Plus que jamais, les employés, les citoyens, démontrent une sensibilité généralisée devant les contradictions qui existent entre le discours des dirigeants – et des politiciens – et les gestes concrets posés face aux enjeux de société. Devant le fossé qui s’élargit entre la parole et la réalité, la déception se transforme en cynisme. «Certaines organisations agissent devant cette crise de sens. Je pense, notamment, à l’entreprise française TotalEnergies qui a plafonné le prix des carburants, absorbant une partie des coûts grâce à une entente gouvernementale, un geste pour soutenir les Français devant l’inflation. Je pense aussi à LVMH, groupe de luxe français, qui a décidé d’accorder des primes exceptionnelles à ses employés, partageant ses bénéfices avec ceux qui sont les maîtres d’œuvre de leur succès. Cette démarche proactive et volontaire va au-delà du geste financier : c’est un message implicite pour reconnaître la contribution des employés», ajoute Christian Vandenberghe.

Le pouvoir de la perspective désintéressée

Pour aider à trouver un sens à son travail et cultiver une motivation de qualité, Jacques Forest suggère de miser sur ses forces. Pour les identifier clairement, il propose un outil gratuit développé par VIA Institute on Character, un questionnaire auquel 25 millions de personnes ont déjà répondu pour mieux comprendre leurs forces de caractère. «Le questionnaire décline les 24 forces qui représentent le meilleur de l’humanité. Une fois que l’on connaît bien ses forces, on peut les utiliser souvent, longtemps et intensément, et ainsi augmenter la qualité des orientations motivationnelles. Ce n’est pas une licorne qui lance un ballon d’amour, c’est scientifique. Je donne ce truc à chacune de mes formations, car indépendamment qu’on soit dans un creux de motivation ou non, cet exercice augmente les probabilités que ça aille encore mieux aujourd’hui et à long terme.» Quant à lui, il a rempli ce formulaire en 2004 et le post-it de ses résultats trône encore sur son ordinateur…
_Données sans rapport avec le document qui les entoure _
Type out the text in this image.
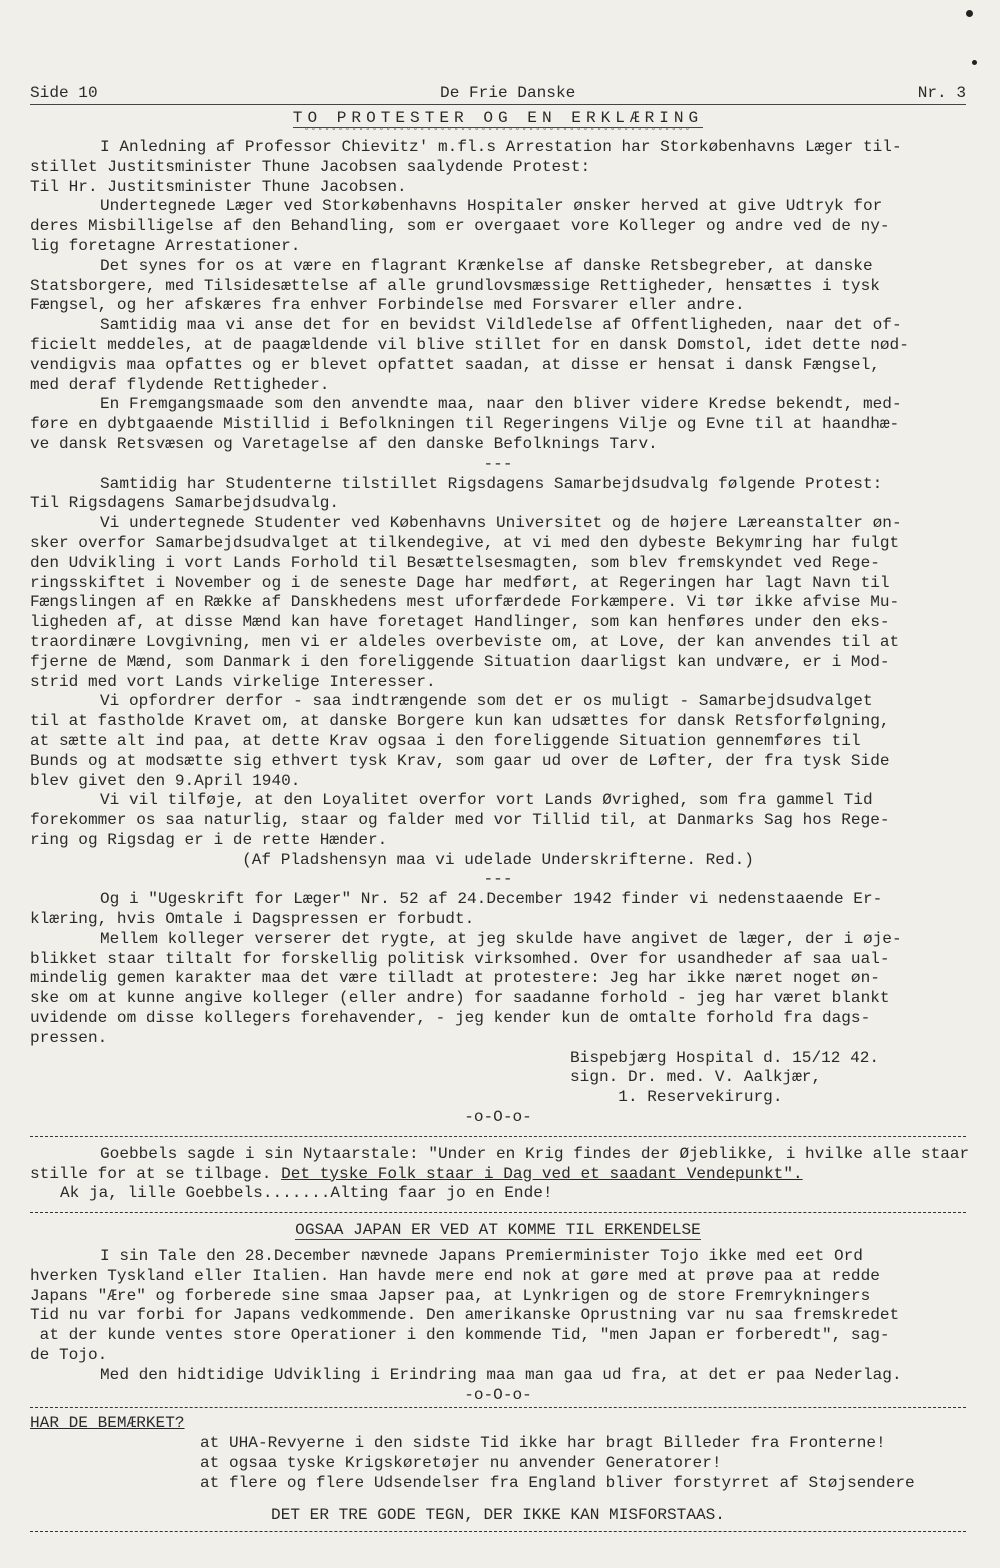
Side 10	De Frie Danske	Nr. 3
TO PROTESTER OG EN ERKLÆRING
°°°°°°°°°°°°°°°°°°°°°°°°°°°°°°°°°°°°°°°°°°°°°°°°°°°°°°°°°
I Anledning af Professor Chievitz' m.fl.s Arrestation har Storkøbenhavns Læger til-
stillet Justitsminister Thune Jacobsen saalydende Protest:
Til Hr. Justitsminister Thune Jacobsen.
Undertegnede Læger ved Storkøbenhavns Hospitaler ønsker herved at give Udtryk for
deres Misbilligelse af den Behandling, som er overgaaet vore Kolleger og andre ved de ny-
lig foretagne Arrestationer.
Det synes for os at være en flagrant Krænkelse af danske Retsbegreber, at danske
Statsborgere, med Tilsidesættelse af alle grundlovsmæssige Rettigheder, hensættes i tysk
Fængsel, og her afskæres fra enhver Forbindelse med Forsvarer eller andre.
Samtidig maa vi anse det for en bevidst Vildledelse af Offentligheden, naar det of-
ficielt meddeles, at de paagældende vil blive stillet for en dansk Domstol, idet dette nød-
vendigvis maa opfattes og er blevet opfattet saadan, at disse er hensat i dansk Fængsel,
med deraf flydende Rettigheder.
En Fremgangsmaade som den anvendte maa, naar den bliver videre Kredse bekendt, med-
føre en dybtgaaende Mistillid i Befolkningen til Regeringens Vilje og Evne til at haandhæ-
ve dansk Retsvæsen og Varetagelse af den danske Befolknings Tarv.
---
Samtidig har Studenterne tilstillet Rigsdagens Samarbejdsudvalg følgende Protest:
Til Rigsdagens Samarbejdsudvalg.
Vi undertegnede Studenter ved Københavns Universitet og de højere Læreanstalter øn-
sker overfor Samarbejdsudvalget at tilkendegive, at vi med den dybeste Bekymring har fulgt
den Udvikling i vort Lands Forhold til Besættelsesmagten, som blev fremskyndet ved Rege-
ringsskiftet i November og i de seneste Dage har medført, at Regeringen har lagt Navn til
Fængslingen af en Række af Danskhedens mest uforfærdede Forkæmpere. Vi tør ikke afvise Mu-
ligheden af, at disse Mænd kan have foretaget Handlinger, som kan henføres under den eks-
traordinære Lovgivning, men vi er aldeles overbeviste om, at Love, der kan anvendes til at
fjerne de Mænd, som Danmark i den foreliggende Situation daarligst kan undvære, er i Mod-
strid med vort Lands virkelige Interesser.
Vi opfordrer derfor - saa indtrængende som det er os muligt - Samarbejdsudvalget
til at fastholde Kravet om, at danske Borgere kun kan udsættes for dansk Retsforfølgning,
at sætte alt ind paa, at dette Krav ogsaa i den foreliggende Situation gennemføres til
Bunds og at modsætte sig ethvert tysk Krav, som gaar ud over de Løfter, der fra tysk Side
blev givet den 9.April 1940.
Vi vil tilføje, at den Loyalitet overfor vort Lands Øvrighed, som fra gammel Tid
forekommer os saa naturlig, staar og falder med vor Tillid til, at Danmarks Sag hos Rege-
ring og Rigsdag er i de rette Hænder.
(Af Pladshensyn maa vi udelade Underskrifterne. Red.)
---
Og i "Ugeskrift for Læger" Nr. 52 af 24.December 1942 finder vi nedenstaaende Er-
klæring, hvis Omtale i Dagspressen er forbudt.
Mellem kolleger verserer det rygte, at jeg skulde have angivet de læger, der i øje-
blikket staar tiltalt for forskellig politisk virksomhed. Over for usandheder af saa ual-
mindelig gemen karakter maa det være tilladt at protestere: Jeg har ikke næret noget øn-
ske om at kunne angive kolleger (eller andre) for saadanne forhold - jeg har været blankt
uvidende om disse kollegers forehavender, - jeg kender kun de omtalte forhold fra dags-
pressen.
Bispebjærg Hospital d. 15/12 42.
sign. Dr. med. V. Aalkjær,
1. Reservekirurg.
-o-O-o-
Goebbels sagde i sin Nytaarstale: "Under en Krig findes der Øjeblikke, i hvilke alle staar
stille for at se tilbage. Det tyske Folk staar i Dag ved et saadant Vendepunkt".
Ak ja, lille Goebbels.......Alting faar jo en Ende!
OGSAA JAPAN ER VED AT KOMME TIL ERKENDELSE
I sin Tale den 28.December nævnede Japans Premierminister Tojo ikke med eet Ord
hverken Tyskland eller Italien. Han havde mere end nok at gøre med at prøve paa at redde
Japans "Ære" og forberede sine smaa Japser paa, at Lynkrigen og de store Fremrykningers
Tid nu var forbi for Japans vedkommende. Den amerikanske Oprustning var nu saa fremskredet
at der kunde ventes store Operationer i den kommende Tid, "men Japan er forberedt", sag-
de Tojo.
Med den hidtidige Udvikling i Erindring maa man gaa ud fra, at det er paa Nederlag.
-o-O-o-
HAR DE BEMÆRKET?
at UHA-Revyerne i den sidste Tid ikke har bragt Billeder fra Fronterne!
at ogsaa tyske Krigskøretøjer nu anvender Generatorer!
at flere og flere Udsendelser fra England bliver forstyrret af Støjsendere
DET ER TRE GODE TEGN, DER IKKE KAN MISFORSTAAS.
Pour sa part, Christian Vandenberghe y va d’un conseil pour renforcer la motivation, principalement chez la relève. À une époque où les gens changent souvent d’emploi, surtout les jeunes dont les attentes évoluent rapidement, les gestionnaires devraient prendre le temps d’écouter afin d’établir un alignement entre le potentiel de développement qu’offre l’organisation et les attentes de développement de carrière de l’individu. «Ce type de mentorat de carrière est une piste importante, même si cela implique que le superviseur qui donne des conseils à son employé peut voir celui-ci quitter l’entreprise dans quelques mois. Il faut donc se placer dans une perspective désintéressée. Cette attitude généreuse démontre à l’autre une préoccupation sincère pour son bien-être. Il y a le risque qu’il s'en aille pour mieux se développer ailleurs, mais il quitterait probablement l'entreprise s’il n’est plus motivé chez vous. Par ailleurs, sa loyauté sera certainement décuplée et il pourra jouer le rôle d’ambassadeur. Autant de bénéfices indirects pour l’organisation.